I am reading Velleman's "How to Prove it", and in one example he proves
$\neg \exists x P(x) \implies \forall x \neg P(x)$
in the following way:
Suppose $\neg \exists x P(x)$.
Let x be arbitrary.
Suppose $P(x)$.
Since we have a specific $x$ for which P(x) is true, it follows that $\exists x P(x)$, which is a contradiction. Therefore $\neg P(x)$. Since $x$ was arbitrary, we can conclude that $\forall x \neg P(x)$, so $\neg \exists x P(x) \implies \forall x \neg P(x)$
What makes me confused is the line in bold text, that is "Suppose $P(x)$". The reason is that he writes that he is doing proof by contradiction, but $P(x) \not\iff \neg\forall x \neg P(x)$. He is not treating all possible cases where $\forall x \neg P(x)$ is false by assuming $P(x)$, does he? So how can this be a valid proof by contradiction?
Edit: I deleted my first example since it was clearly not representative for the problem.
Edit 2: So the thing that I am opposing I guess is that $\neg \forall x \neg P(x)$ is not $P(x)$. And from what I have undestood, a proof by contradiction should use the negation of the consequent which I do not think that Velleman does.

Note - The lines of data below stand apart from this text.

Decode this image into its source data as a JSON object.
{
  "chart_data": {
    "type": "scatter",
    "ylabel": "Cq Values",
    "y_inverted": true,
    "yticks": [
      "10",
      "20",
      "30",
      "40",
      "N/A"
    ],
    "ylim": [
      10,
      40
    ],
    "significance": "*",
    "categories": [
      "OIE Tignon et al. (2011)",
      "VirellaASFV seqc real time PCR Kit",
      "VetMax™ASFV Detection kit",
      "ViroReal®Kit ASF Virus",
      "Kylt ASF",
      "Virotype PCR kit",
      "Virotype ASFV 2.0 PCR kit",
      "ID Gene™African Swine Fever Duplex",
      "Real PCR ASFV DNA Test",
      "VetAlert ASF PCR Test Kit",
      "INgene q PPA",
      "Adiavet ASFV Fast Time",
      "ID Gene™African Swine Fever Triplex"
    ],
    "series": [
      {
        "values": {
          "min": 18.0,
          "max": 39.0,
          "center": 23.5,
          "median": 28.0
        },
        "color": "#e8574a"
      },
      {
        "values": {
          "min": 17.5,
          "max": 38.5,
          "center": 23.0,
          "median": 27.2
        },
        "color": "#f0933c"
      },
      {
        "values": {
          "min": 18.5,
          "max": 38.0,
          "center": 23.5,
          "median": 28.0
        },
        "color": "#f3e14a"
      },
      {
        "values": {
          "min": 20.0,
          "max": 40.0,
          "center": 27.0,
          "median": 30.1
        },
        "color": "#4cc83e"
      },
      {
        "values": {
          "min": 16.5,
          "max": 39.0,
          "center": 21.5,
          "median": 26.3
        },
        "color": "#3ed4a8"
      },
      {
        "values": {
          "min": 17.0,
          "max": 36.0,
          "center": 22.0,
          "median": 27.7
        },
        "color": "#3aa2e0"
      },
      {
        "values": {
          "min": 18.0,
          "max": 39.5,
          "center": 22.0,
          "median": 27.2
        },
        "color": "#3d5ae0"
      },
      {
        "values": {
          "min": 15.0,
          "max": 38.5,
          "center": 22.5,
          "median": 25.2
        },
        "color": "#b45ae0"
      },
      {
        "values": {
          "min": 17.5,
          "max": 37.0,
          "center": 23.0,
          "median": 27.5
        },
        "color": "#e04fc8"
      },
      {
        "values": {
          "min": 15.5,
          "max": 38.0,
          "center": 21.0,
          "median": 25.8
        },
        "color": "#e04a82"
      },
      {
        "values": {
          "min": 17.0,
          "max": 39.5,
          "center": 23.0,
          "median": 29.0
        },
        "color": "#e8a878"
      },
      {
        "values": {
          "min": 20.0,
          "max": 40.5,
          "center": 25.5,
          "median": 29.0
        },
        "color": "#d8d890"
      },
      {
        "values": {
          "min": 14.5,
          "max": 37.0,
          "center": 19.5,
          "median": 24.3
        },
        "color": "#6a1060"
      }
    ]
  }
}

Here's the point, in some detail: Given $\neg\exists x P(x)$, we want to show that $\forall x \neg P(x)$. Pick an $x$, any $x$: we want to show that $\neg P(x)$. From this we can conclude that, as $x$ was arbitrary, $\forall x \neg P(x)$ holds. By way of contradiction, suppose the thing we want to prove of $x$ is false — namely, suppose $\neg\neg P(x)$, or, what's equivalent in classical logic, $P(x)$. Well, now we have a problem: this can't be, as it contradicts $\neg\exists x P(x)$. $P(x)$ implies a contradiction, thus we can infer that $\neg P(x)$.
It follows that $\neg P(x)$ after all. Here's why: It's a tautology that $(p \to \neg p) \to \neg p$. That is, if you assume $p$ (in this case, $p := P(x)$) and can deduce that $\neg p$, then you've shown that $(p \to \neg p)$, so by Modus Ponens $\neg p$ follows: $\neg p$ really is true.